Who is Paying for the FSTA
The Future Strategic Tanker Aircraft or FSTA is the RAF’s new tanker and strategic transport aircraft based on the Airbus A330-200 aircraft. The 14 aircraft will replace the existing and rather knackered Tristar’s and VC10’s that are valiantly soldiering on maintaining and airbridge to the Middle East and other places.
To provide some idea of just how much the RAF is having to rely on the civil aviation sector a recent (March 9th) Parliamentary answer on subject revealed the following providers had operated flights from RAF Brize Norton (the main transport hub) in a 1 year period from Feb 2008. The answer was;
- Air Alitalia
- Air Berlin Gmbh
- Air Charter Express
- Air Charter Transport
- Air Finland
- Air Slovakia
- Antonov Design Bureau
- Atlas Air
- Avico, Corsair
- Kalitta Air
- Kuzu Airlines
- Maximus Air
- MK Airlines
- Monarch Airlines
- My Travel
- Omni Air International
- Polet, Ruslan
- Thomas Cook
- Thomson Fly
- Titan Airways
- Volga Dneiper Airlines
- World Airways
What is unusual with this deal is that it isn’t a normal acquisition of aircraft, spare bits and a couple of Haynes manuals it is being contracted via a PFI and for a capability not aircraft. The wording is ‘a usage and performance based service delivery contract’
The aircraft, crew, support, infrastructure and pretty much everything else will be made available to the RAF from the AirTanker consortium whose shareholders include Cobham, EADS, Rolls Royce, Thales and VT Group. The deal is the largest PFI in the world, will run for 27 years and cost £13 billion.
The aircraft will be utilised by civilian customers when not required for the RAF. The wings have recently left the Airbus UK Broughton plant en route to Toulouse for assembly.
Its hard not to be enthusiastic about taking a positive step towards replacing the existing VC10’s and Tristar’s.
Today’s wing ceremony marks a significant stage in the life of the Future Strategic Air Tanker and is good news for the RAF and good news for industry and UK jobs. Quentin Davies – Minister for Defence Equipment and Support
Air-to-air refuelling and strategic airlift are fundamental to the UK’s expeditionary capability and the Future Tanker is a crucial element of that capability. These aircraft will provide the RAF with the modern air-to-air refuelling and passenger air transport capability that is so necessary in this era of expeditionary operations. Air Chief Marshal Sir Glenn Torpy – Chief of the Air Staff
There is no doubting that it is the right aircraft and when in service will provide a vital capability lift but the deal has been plagued by problems and delays. Other nations, for Example Australia, UAE and Saudi Arabia, just got on with the business of buying the same type of aircraft. Theirs are more or less in service now and we have only just finished sorting out the finance.

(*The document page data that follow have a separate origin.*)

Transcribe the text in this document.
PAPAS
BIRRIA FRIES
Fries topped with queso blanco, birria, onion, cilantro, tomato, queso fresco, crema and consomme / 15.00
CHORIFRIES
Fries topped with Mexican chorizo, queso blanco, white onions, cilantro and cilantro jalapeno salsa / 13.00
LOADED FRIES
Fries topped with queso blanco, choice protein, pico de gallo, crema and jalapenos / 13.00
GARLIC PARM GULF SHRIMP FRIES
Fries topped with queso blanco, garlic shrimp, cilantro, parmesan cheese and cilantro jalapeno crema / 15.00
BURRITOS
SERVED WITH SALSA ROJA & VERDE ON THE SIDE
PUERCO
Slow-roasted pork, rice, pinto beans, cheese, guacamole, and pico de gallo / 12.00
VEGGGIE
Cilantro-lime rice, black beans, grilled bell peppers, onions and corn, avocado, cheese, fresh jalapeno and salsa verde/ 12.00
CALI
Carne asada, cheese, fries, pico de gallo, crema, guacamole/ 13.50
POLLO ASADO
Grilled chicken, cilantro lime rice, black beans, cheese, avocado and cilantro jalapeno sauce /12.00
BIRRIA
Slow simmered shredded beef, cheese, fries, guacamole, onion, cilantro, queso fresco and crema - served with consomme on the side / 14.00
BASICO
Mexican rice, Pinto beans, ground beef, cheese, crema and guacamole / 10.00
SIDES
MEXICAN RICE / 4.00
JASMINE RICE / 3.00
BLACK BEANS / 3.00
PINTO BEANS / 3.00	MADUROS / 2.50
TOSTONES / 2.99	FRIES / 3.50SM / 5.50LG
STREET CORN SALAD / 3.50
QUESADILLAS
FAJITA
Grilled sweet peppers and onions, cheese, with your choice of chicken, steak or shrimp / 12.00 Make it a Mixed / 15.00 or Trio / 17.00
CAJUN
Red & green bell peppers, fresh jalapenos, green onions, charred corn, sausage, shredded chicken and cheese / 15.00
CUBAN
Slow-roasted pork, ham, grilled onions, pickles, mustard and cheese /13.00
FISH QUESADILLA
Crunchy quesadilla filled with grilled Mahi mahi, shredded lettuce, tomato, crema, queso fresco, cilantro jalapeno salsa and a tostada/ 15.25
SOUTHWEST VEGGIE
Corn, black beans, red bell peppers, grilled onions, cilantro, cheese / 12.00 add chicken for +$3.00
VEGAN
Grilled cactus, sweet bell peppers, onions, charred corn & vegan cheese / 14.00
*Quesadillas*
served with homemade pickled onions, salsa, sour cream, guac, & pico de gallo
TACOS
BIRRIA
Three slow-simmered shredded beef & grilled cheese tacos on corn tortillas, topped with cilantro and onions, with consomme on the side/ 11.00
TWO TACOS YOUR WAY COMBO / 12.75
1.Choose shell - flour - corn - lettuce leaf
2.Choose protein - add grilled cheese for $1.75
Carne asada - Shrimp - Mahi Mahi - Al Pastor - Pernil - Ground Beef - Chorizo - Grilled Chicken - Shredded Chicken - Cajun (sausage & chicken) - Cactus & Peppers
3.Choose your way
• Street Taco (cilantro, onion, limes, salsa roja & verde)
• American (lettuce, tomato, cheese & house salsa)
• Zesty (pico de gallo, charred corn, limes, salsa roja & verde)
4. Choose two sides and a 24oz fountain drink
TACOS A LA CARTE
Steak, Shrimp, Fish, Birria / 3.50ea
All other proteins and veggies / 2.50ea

The aircraft specification is also missing a few vital bits like the ability to be refuelled in the air itself, a large cargo door and no refuelling boom for aircraft like the C17 and E3 AWACS. As usual, we manage to miss out a few vital components in order to reduce costs but the net result is a serious reduction in operational flexibility and a likely increase in costs in other areas.
It will be interesting to see actual versus planned utilisation and how much AirTanker will be able to lease to other air forces or the civilian charter market. Almost everyone remains sceptical on this one.
Interestingly, it has been reported that the lead finance provider for the consortium was HBOS with Lloyds TSB, the same HBOS and Lloyds TSB the UK taxpayer more or less owns. So that would be the taxpayer providing funding to a bank so they can lend to a private company at commercial rates to enable them to lease back to the taxpayer the equipment that we can’t afford to buy!
The in full service date is 2016 for air refuelling although the air transport capability will be in service sooner, a mere 17 years after the requirement was issued, stunning performance from the MoD and Government as usual.
Despite the serious issues it’s good news they are on their way but whichever way you paint this, it is a crazy way to pay for strategically vital equipment.